AT&T Pushes FCC to Lift Legacy Phone Regs
Says that is path to converged broadband-delivered video, voice, IP world that FCC seeks
By John Eggerton -- Broadcasting & Cable, 11/8/2012 10:30:44 AM
At the same time AT&T was announcing its $14 billion in investment in broadband infrastructure on Wednesday, the company asked the FCC to open a proceeding into removing regulations that require incumbent local exchange carriers (ILECs) to maintain legacy facilities and services even after it has deployed new, IP-based networks.
It points out that as the FCC migrates Universal Service Fund subsidies to those legacy facilities in high-cost, rural areas, it will be even harder for ILECs to maintain those legacy networks and the investments those regulations require to be put into redundant service .
AT&T says rules that discourage incumbents, and incumbents alone, from investing in new or upgraded IP networks are "irrational and counterproductive" and make no sense because they treat those incumbents as dominant providers in an IP-based broadband market that others lead.
"[O]ne of the great ironies of 21st century telecom policy is that the Commission persists in treating ILECs as thought they were still monopolists even though, in today's convergent broadband environment, they have been steadily losing ground to cable and wireless operators."
AT&T suggests that the FCC select some of the incumbents' systems as test beds for transitioning from legacy circuit-switched to next generation services.

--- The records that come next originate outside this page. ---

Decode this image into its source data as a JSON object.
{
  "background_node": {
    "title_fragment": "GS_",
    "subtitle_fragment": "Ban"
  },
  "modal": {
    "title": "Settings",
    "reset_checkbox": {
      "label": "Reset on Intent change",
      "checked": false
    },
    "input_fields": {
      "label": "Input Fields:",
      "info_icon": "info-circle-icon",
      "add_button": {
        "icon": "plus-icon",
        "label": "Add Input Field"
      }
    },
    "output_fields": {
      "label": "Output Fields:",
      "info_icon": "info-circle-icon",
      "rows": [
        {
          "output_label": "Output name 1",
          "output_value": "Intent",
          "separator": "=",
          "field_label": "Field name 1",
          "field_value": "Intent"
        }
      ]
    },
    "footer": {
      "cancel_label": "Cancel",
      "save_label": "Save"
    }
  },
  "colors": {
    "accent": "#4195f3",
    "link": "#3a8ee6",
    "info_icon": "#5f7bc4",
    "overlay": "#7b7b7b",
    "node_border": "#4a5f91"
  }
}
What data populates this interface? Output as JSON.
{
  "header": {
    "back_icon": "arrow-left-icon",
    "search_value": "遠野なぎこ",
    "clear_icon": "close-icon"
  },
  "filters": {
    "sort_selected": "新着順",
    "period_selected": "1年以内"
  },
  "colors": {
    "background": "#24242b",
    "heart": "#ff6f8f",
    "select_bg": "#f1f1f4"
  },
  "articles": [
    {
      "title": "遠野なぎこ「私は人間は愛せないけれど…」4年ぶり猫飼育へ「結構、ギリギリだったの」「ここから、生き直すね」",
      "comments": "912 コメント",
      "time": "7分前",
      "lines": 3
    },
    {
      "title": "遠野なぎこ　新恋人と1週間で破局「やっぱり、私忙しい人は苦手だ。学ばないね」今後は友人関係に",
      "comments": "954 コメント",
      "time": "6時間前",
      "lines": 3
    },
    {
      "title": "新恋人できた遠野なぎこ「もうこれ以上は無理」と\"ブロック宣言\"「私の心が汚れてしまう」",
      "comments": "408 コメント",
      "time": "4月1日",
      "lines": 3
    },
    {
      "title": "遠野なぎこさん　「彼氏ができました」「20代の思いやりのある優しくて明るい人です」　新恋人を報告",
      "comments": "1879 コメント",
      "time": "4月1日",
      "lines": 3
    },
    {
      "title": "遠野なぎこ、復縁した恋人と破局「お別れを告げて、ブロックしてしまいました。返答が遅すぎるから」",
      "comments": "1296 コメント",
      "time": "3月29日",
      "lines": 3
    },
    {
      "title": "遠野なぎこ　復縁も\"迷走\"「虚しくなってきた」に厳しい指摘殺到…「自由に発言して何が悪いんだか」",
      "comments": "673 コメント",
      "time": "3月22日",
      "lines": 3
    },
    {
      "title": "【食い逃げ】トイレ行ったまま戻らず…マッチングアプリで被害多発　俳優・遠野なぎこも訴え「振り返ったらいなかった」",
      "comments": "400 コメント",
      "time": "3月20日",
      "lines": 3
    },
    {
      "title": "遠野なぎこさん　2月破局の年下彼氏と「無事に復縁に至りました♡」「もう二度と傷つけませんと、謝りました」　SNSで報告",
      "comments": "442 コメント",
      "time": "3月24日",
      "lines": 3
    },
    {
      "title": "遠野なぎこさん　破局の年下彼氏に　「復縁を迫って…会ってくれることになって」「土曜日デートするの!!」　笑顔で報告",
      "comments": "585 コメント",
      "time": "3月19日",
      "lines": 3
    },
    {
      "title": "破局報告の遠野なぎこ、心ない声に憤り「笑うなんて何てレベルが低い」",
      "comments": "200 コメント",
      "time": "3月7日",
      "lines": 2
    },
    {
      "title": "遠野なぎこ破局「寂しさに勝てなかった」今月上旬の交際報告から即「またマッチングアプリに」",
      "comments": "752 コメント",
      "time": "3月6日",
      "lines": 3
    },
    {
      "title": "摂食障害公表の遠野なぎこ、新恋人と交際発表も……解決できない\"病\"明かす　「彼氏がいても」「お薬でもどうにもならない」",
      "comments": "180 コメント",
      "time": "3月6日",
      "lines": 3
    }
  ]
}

Reacting to that FCC petition to launch the proceeding, industry analyst Larry Downes praised the move in Forbes Thursday, calling it is essentially the launch of "Internet Everywhere," which he defines as the "the final stage of convergence for old proprietary voice, video, and data networks to the open standards of a single IP network."
Competitors to AT&T were not about to strew flowers along the ILECs path to that convergent future.
"AT&T's announcement today that it needs regulatory intervention from the FCC in order to invest in IP technology is a re-run of a tired ploy to leverage the company's dominance," said the Broadband Coalition, comprising competitive carriers. "AT&T only invests in order to respond to competition, and competition is made possible by the very pro-competitive policies that AT&T seeks to eliminate."
"We already know that AT&T's claim that IP will somehow alter the laws of economics and lessen its dominance is patently false," said coalition spokesman and former Congressman Chip Pickering. " Clearly, AT&T's proposed changes are not necessary to achieve widespread IP deployment, but the retention of competition policy is."